His numerous opponents inside and outside the party often say that Boris would only be lifted onto the shield in an act of despair. But in that state, the party will be, if the recent polls are true and the traditional Tories in a week as a splinter party from the European election emerge.
Since the unfortunate lower house election of 2017, as Theresa May the absolute majority loses, it is politically declared dead. Time after time she proved to be a survivalist. But now her term is irrevocably coming to an end. The postponement of the Brexit meeting to the end of October gives the Conservatives plenty of time to get rid of their unloved chairmen. The congress in September will open another boss, which is almost certain.
Mays Brexit negotiating tactics, if one likes to speak of one, has visibly failed for all. First she raised false expectations, then she answered crucial questions too late and half-heartedly. Now, not only the exit process is in ruins, but the British party system. How different should one call it when a one-topic party, Nigel Farages UK and EU referendum Party, off the clock waving more votes than the two old people’s parties together?
Mays attempt to bring the “Deal” in a fourth attempt in June by the lower house, can only be understood as a maneuver. It allows her to postpone her personal retreat a little, but it has little chance of success. The Labor Party has broken off the compromise talks with May, and a majority of her own can not muster her. There will be no orderly Brexit under this Prime Minister.
The question of who has buried this last attempt is idle. One will not want to contradict the Labor leader if he blames the “weakness and instability” of the government. A reliable compromise can not be had with the quarreling, dissolving Cabinet May. On the other hand, Corbyn never had any interest in bringing the talks to a good conclusion. He would have had to take a position that his party does not have and he does not want to wrest from her. One party wants Brexit, the other – larger – a referendum to reach the whereabouts.
The inability of British policy makers to honor the referendum outcome should now pave the way for a prime minister to give the impression of succeeding. That does not remain without effect on the EU, With Johnson – or another Brexiteer in Number 10 – the kingdom will strike a new tone in Brussels.
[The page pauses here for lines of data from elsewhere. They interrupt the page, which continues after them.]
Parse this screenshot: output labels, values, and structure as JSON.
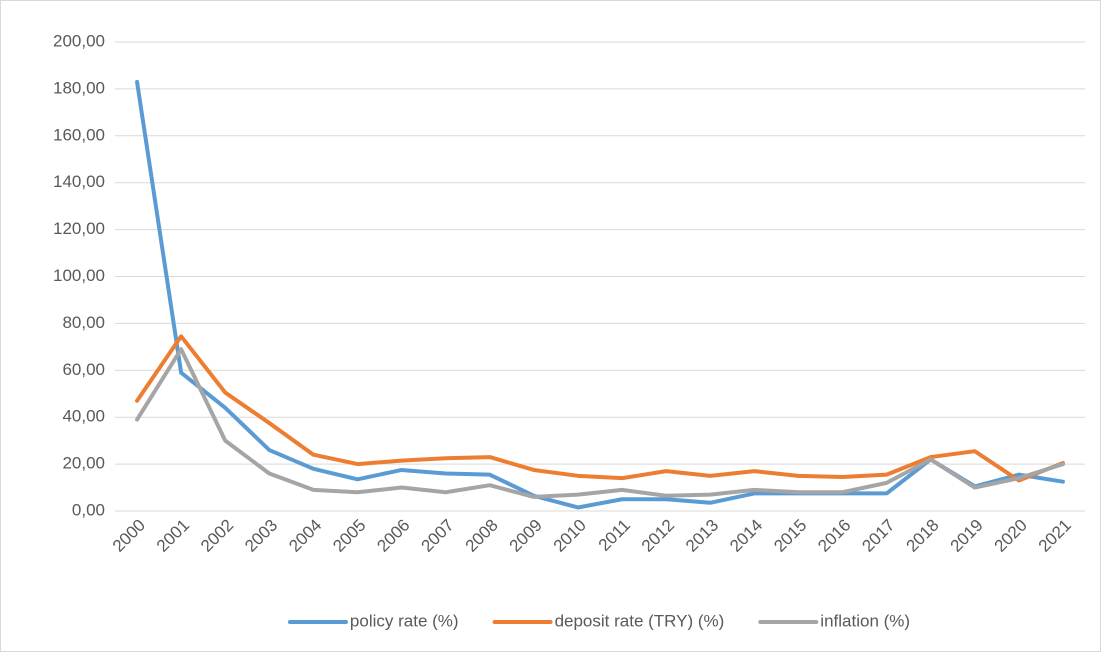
{
  "chart_data": {
    "type": "line",
    "categories": [
      "2000",
      "2001",
      "2002",
      "2003",
      "2004",
      "2005",
      "2006",
      "2007",
      "2008",
      "2009",
      "2010",
      "2011",
      "2012",
      "2013",
      "2014",
      "2015",
      "2016",
      "2017",
      "2018",
      "2019",
      "2020",
      "2021"
    ],
    "series": [
      {
        "name": "policy rate (%)",
        "color": "#5b9bd5",
        "values": [
          183,
          59,
          44,
          26,
          18,
          13.5,
          17.5,
          16,
          15.5,
          6.5,
          1.5,
          5,
          5,
          3.5,
          7.5,
          7.5,
          7.5,
          7.5,
          22,
          10.5,
          15.5,
          12.5
        ]
      },
      {
        "name": "deposit rate (TRY) (%)",
        "color": "#ed7d31",
        "values": [
          47,
          74.5,
          50.5,
          37.5,
          24,
          20,
          21.5,
          22.5,
          23,
          17.5,
          15,
          14,
          17,
          15,
          17,
          15,
          14.5,
          15.5,
          23,
          25.5,
          13,
          20.5
        ]
      },
      {
        "name": "inflation (%)",
        "color": "#a5a5a5",
        "values": [
          39,
          69,
          30,
          16,
          9,
          8,
          10,
          8,
          11,
          6,
          7,
          9,
          6.5,
          7,
          9,
          8,
          8,
          12,
          22,
          10,
          14,
          20
        ]
      }
    ],
    "ylim": [
      0,
      200
    ],
    "yticks": [
      {
        "value": 0,
        "label": "0,00"
      },
      {
        "value": 20,
        "label": "20,00"
      },
      {
        "value": 40,
        "label": "40,00"
      },
      {
        "value": 60,
        "label": "60,00"
      },
      {
        "value": 80,
        "label": "80,00"
      },
      {
        "value": 100,
        "label": "100,00"
      },
      {
        "value": 120,
        "label": "120,00"
      },
      {
        "value": 140,
        "label": "140,00"
      },
      {
        "value": 160,
        "label": "160,00"
      },
      {
        "value": 180,
        "label": "180,00"
      },
      {
        "value": 200,
        "label": "200,00"
      }
    ],
    "grid": true,
    "legend": "bottom"
  }
}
May’s honorable attempt to negotiate with the EU “in good spirit”, at least not cutting the table, could give way, under a successor to the priority, to reaching Brexit at any cost.
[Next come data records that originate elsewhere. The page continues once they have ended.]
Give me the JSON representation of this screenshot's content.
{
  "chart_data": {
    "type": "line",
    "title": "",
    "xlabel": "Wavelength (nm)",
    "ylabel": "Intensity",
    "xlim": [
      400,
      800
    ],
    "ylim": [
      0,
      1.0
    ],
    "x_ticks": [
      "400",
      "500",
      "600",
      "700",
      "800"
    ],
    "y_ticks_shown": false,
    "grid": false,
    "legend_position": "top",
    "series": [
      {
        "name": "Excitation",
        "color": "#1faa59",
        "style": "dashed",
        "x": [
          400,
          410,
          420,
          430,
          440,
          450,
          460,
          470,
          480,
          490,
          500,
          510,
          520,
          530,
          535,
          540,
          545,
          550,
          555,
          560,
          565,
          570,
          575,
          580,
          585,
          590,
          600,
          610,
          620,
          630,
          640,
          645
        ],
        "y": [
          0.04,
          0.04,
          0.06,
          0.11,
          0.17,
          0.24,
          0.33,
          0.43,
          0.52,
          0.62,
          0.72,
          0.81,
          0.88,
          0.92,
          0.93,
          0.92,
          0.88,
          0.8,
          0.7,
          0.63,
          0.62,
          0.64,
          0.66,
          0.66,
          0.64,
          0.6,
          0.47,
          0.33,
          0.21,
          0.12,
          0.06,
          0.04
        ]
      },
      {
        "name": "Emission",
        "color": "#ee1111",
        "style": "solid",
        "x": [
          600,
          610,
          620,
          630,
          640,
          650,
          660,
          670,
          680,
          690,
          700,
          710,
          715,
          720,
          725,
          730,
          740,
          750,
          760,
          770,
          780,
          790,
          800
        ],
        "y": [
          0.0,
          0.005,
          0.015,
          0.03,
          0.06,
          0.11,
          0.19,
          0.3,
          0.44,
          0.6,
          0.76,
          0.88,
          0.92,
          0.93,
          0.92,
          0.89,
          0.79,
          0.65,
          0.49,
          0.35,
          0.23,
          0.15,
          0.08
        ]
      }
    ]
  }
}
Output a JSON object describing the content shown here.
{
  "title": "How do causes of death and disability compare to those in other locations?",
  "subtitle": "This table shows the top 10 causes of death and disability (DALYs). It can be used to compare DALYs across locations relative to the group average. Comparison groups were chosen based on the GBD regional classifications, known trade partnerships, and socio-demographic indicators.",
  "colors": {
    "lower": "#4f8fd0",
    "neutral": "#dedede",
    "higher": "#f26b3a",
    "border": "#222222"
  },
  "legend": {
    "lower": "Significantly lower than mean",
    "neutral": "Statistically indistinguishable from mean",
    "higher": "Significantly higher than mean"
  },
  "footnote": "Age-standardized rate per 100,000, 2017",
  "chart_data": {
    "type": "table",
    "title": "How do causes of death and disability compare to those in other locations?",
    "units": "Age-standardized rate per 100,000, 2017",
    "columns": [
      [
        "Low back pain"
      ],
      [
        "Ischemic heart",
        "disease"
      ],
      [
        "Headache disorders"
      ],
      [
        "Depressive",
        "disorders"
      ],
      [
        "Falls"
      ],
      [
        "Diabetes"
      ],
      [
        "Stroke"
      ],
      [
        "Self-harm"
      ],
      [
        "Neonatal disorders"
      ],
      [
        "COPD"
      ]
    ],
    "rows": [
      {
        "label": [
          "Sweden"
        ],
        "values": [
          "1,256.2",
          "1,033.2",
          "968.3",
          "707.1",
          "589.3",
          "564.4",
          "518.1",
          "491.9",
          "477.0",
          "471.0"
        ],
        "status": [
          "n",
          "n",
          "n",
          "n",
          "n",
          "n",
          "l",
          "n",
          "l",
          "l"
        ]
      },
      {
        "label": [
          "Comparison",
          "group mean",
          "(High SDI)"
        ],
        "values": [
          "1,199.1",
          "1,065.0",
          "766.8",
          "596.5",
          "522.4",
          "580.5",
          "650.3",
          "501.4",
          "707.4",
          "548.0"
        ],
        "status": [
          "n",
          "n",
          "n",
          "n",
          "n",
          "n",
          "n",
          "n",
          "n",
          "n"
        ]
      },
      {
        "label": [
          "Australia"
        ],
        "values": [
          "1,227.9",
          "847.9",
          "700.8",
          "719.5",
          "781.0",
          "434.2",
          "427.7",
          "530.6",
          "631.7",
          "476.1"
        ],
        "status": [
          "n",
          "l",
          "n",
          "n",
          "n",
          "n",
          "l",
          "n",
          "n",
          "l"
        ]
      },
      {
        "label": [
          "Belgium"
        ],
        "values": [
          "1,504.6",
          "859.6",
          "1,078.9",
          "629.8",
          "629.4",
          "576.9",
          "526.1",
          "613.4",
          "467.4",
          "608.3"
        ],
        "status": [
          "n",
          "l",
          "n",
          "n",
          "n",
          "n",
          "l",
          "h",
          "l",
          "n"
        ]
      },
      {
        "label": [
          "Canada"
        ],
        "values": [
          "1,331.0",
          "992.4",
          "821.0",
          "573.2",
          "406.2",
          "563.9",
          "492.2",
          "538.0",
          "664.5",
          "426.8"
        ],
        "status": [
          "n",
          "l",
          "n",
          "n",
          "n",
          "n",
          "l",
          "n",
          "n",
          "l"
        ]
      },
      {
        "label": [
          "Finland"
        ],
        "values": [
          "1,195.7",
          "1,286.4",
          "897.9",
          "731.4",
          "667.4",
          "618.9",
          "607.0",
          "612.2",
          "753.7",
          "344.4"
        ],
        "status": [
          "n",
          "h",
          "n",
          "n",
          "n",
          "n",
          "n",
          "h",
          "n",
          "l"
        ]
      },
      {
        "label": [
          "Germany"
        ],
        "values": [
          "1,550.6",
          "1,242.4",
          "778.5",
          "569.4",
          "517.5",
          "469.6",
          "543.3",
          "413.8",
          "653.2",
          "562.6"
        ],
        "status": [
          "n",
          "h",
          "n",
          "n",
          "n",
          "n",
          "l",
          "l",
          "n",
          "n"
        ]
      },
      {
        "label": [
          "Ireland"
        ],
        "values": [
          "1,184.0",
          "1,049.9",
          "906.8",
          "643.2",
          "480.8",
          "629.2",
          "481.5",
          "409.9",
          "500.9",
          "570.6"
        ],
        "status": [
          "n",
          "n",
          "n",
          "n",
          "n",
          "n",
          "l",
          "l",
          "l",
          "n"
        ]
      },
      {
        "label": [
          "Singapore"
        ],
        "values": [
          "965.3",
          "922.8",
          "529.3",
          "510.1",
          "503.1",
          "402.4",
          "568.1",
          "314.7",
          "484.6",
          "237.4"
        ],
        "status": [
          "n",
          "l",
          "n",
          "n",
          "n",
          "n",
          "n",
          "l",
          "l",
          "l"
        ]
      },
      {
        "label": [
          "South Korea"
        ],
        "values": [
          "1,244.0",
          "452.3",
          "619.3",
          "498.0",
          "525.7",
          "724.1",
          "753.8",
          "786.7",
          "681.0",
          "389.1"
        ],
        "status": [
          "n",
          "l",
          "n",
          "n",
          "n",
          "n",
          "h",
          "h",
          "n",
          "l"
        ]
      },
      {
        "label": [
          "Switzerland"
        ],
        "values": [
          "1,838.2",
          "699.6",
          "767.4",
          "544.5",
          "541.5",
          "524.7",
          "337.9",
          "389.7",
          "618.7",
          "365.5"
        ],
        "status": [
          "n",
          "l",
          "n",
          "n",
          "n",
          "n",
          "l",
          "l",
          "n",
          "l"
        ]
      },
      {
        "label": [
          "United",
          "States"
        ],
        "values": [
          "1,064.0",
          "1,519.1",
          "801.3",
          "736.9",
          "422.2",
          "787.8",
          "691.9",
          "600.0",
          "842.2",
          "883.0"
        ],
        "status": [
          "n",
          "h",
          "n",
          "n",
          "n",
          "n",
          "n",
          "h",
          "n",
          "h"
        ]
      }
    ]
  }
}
Should Farage as expected, triumphing in the European elections would be interpreted as a plebiscite for a quick and, if necessary, sharp cut with Brussels. To regain the disappointed voters of the Farage Party, a May successor would probably put the EU before a clear alternative: either it removes the Northern Ireland ruling, the “backstop,” from the treaty, or the kingdom kicks in on October 31st without a contract.
It is possible that such a move will cause turmoil in the House of Commons, leading to a new election – which could change the whole game again.